In particolare, il Collegio ritiene che, tenuto conto della singolarità della vicenda verificatasi, sarebbe stato necessario un approfondimento in contraddittorio tra le parti, consentendo di rappresentare le proprie ragioni prima di adottare il provvedimento di decadenza dall’autorizzazione, fondato sulla chiusura non autorizzata della farmacia per oltre 15 giorni.
In sintesi, l’appellante ha sostenuto che gli atti con i quali la AUSL le aveva ordinato di tenere aperta la farmacia si scontravano la sua specifica condizione.
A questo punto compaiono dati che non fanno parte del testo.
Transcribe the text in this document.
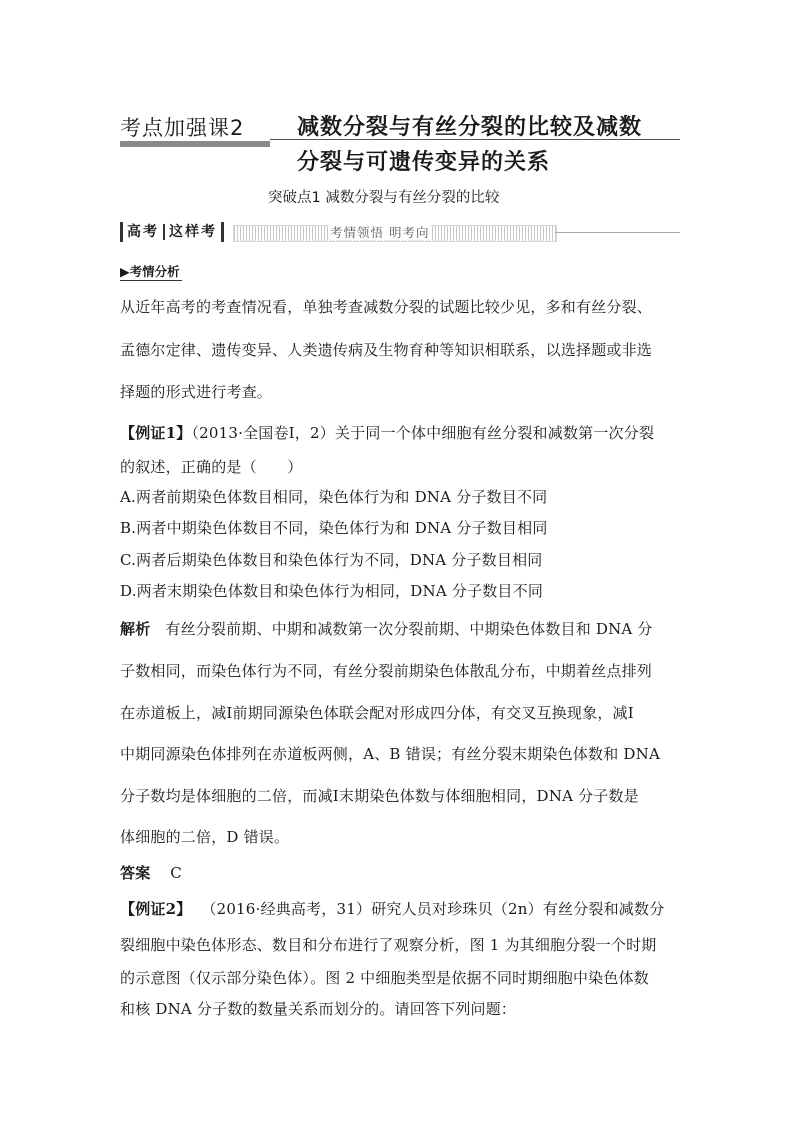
考点加强课2 减数分裂与有丝分裂的比较及减数
分裂与可遗传变异的关系
突破点1 减数分裂与有丝分裂的比较
高考 这样考	考情领悟 明考向
▶考情分析
从近年高考的考查情况看，单独考查减数分裂的试题比较少见，多和有丝分裂、
孟德尔定律、遗传变异、人类遗传病及生物育种等知识相联系，以选择题或非选
择题的形式进行考查。
【例证1】（2013·全国卷Ⅰ，2）关于同一个体中细胞有丝分裂和减数第一次分裂
的叙述，正确的是（　　）
A.两者前期染色体数目相同，染色体行为和 DNA 分子数目不同
B.两者中期染色体数目不同，染色体行为和 DNA 分子数目相同
C.两者后期染色体数目和染色体行为不同，DNA 分子数目相同
D.两者末期染色体数目和染色体行为相同，DNA 分子数目不同
解析 有丝分裂前期、中期和减数第一次分裂前期、中期染色体数目和 DNA 分
子数相同，而染色体行为不同，有丝分裂前期染色体散乱分布，中期着丝点排列
在赤道板上，减Ⅰ前期同源染色体联会配对形成四分体，有交叉互换现象，减Ⅰ
中期同源染色体排列在赤道板两侧，A、B 错误；有丝分裂末期染色体数和 DNA
分子数均是体细胞的二倍，而减Ⅰ末期染色体数与体细胞相同，DNA 分子数是
体细胞的二倍，D 错误。
答案 C
【例证2】 （2016·经典高考，31）研究人员对珍珠贝（2n）有丝分裂和减数分
裂细胞中染色体形态、数目和分布进行了观察分析，图 1 为其细胞分裂一个时期
的示意图（仅示部分染色体）。图 2 中细胞类型是依据不同时期细胞中染色体数
和核 DNA 分子数的数量关系而划分的。请回答下列问题：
Ha anche rilevato che la ASL avrebbe potuto assumere provvedimenti alternativi a tutela della salute pubblica, anziché procedere alla declaratoria di decadenza dall’autorizzazione.
Il Collegio, in particolare, ritiene che l’appellante ha fornito in giudizio elementi che avrebbero dovuto essere valutati dall’Amministrazione nel corso del corretto procedimento, prima di addivenire all’adozione del provvedimento di decadenza.
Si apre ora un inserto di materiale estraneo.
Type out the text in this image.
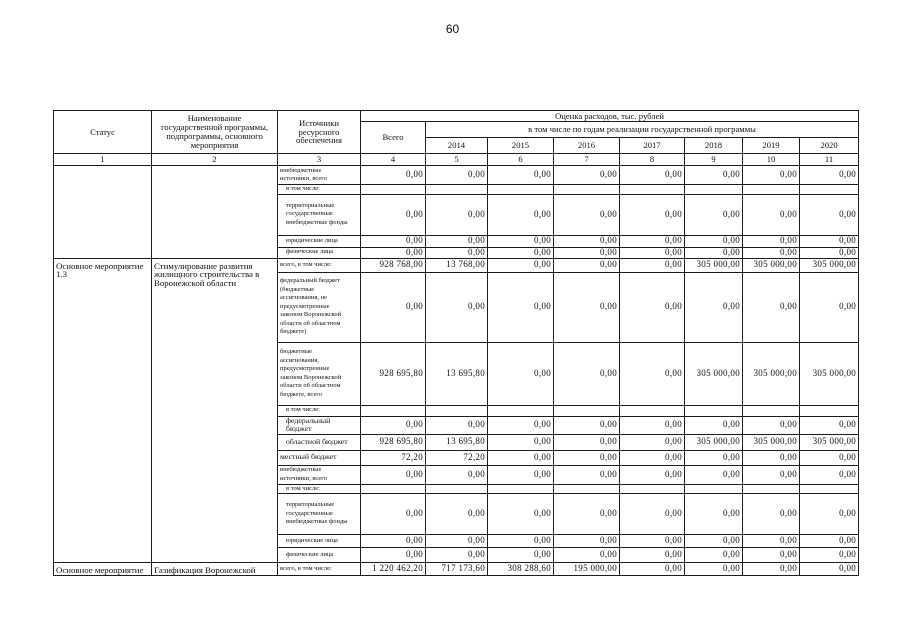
60
Статус	Наименование государственной программы, подпрограммы, основного мероприятия	Источники ресурсного обеспечения	Оценка расходов, тыс. рублей							
			Всего	в том числе по годам реализации государственной программы						
				2014	2015	2016	2017	2018	2019	2020
1	2	3	4	5	6	7	8	9	10	11
		внебюджетные источники, всего	0,00	0,00	0,00	0,00	0,00	0,00	0,00	0,00
		в том числе:								
		территориальные государственные внебюджетные фонды	0,00	0,00	0,00	0,00	0,00	0,00	0,00	0,00
		юридические лица	0,00	0,00	0,00	0,00	0,00	0,00	0,00	0,00
		физические лица	0,00	0,00	0,00	0,00	0,00	0,00	0,00	0,00
Основное мероприятие 1.3	Стимулирование развития жилищного строительства в Воронежской области	всего, в том числе:	928 768,00	13 768,00	0,00	0,00	0,00	305 000,00	305 000,00	305 000,00
		федеральный бюджет (бюджетные ассигнования, не предусмотренные законом Воронежской области об областном бюджете)	0,00	0,00	0,00	0,00	0,00	0,00	0,00	0,00
		бюджетные ассигнования, предусмотренные законом Воронежской области об областном бюджете, всего	928 695,80	13 695,80	0,00	0,00	0,00	305 000,00	305 000,00	305 000,00
		в том числе:								
		федеральный бюджет	0,00	0,00	0,00	0,00	0,00	0,00	0,00	0,00
		областной бюджет	928 695,80	13 695,80	0,00	0,00	0,00	305 000,00	305 000,00	305 000,00
		местный бюджет	72,20	72,20	0,00	0,00	0,00	0,00	0,00	0,00
		внебюджетные источники, всего	0,00	0,00	0,00	0,00	0,00	0,00	0,00	0,00
		в том числе:								
		территориальные государственные внебюджетные фонды	0,00	0,00	0,00	0,00	0,00	0,00	0,00	0,00
		юридические лица	0,00	0,00	0,00	0,00	0,00	0,00	0,00	0,00
		физические лица	0,00	0,00	0,00	0,00	0,00	0,00	0,00	0,00
Основное мероприятие	Газификация Воронежской	всего, в том числе:	1 220 462,20	717 173,60	308 288,60	195 000,00	0,00	0,00	0,00	0,00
Ritiene, dunque, il Collegio che, tenuto conto della complessità della situazione e della gravità degli effetti derivanti dal provvedimento di decadenza, dovevano essere assicurate le garanzie partecipative al procedimento.
Tra le garanzie partecipative doveva essere rispettata la comunicazione dell’avvio del procedimento ai sensi dell’art. 7 della L. 241/90 e le medesime garanzie partecipative dovevano essere osservate prima del diniego di autorizzazione al trasferimento dell’autorizzazione richiesto.
La natura vincolata degli atti impugnati non costituisce valido motivo per omettere il rispetto delle garanzie partecipative in situazioni peculiari e giuridicamente complesse come quella analizzata nel caso di specie.
La giurisprudenza si pronuncia sulla sussistenza dell’obbligo di avviso dell’avvio nell’ipotesi di provvedimenti a contenuto totalmente vincolato
La giurisprudenza in alcune precedenti pronunce si è pronunciata sulla sussistenza dell’obbligo di avviso dell’avvio nell’ipotesi di provvedimenti a contenuti totalmente vincolato, affermando la sussistenza dell’obbligo di avviso dell’avvio anche nell’ipotesi di provvedimenti a contenuto totalmente vincolato, sulla scorta della condivisibile considerazione che la pretesa partecipativa del privato riguarda anche l’accertamento e la valutazione dei presupposti sui quali si deve comunque fondare la determinazione amministrativa (cfr. C.d.S. sez. VI 20.4.2000 n. 2443; C.d.S. 2953/2004; 2307/2004 e 396/2004).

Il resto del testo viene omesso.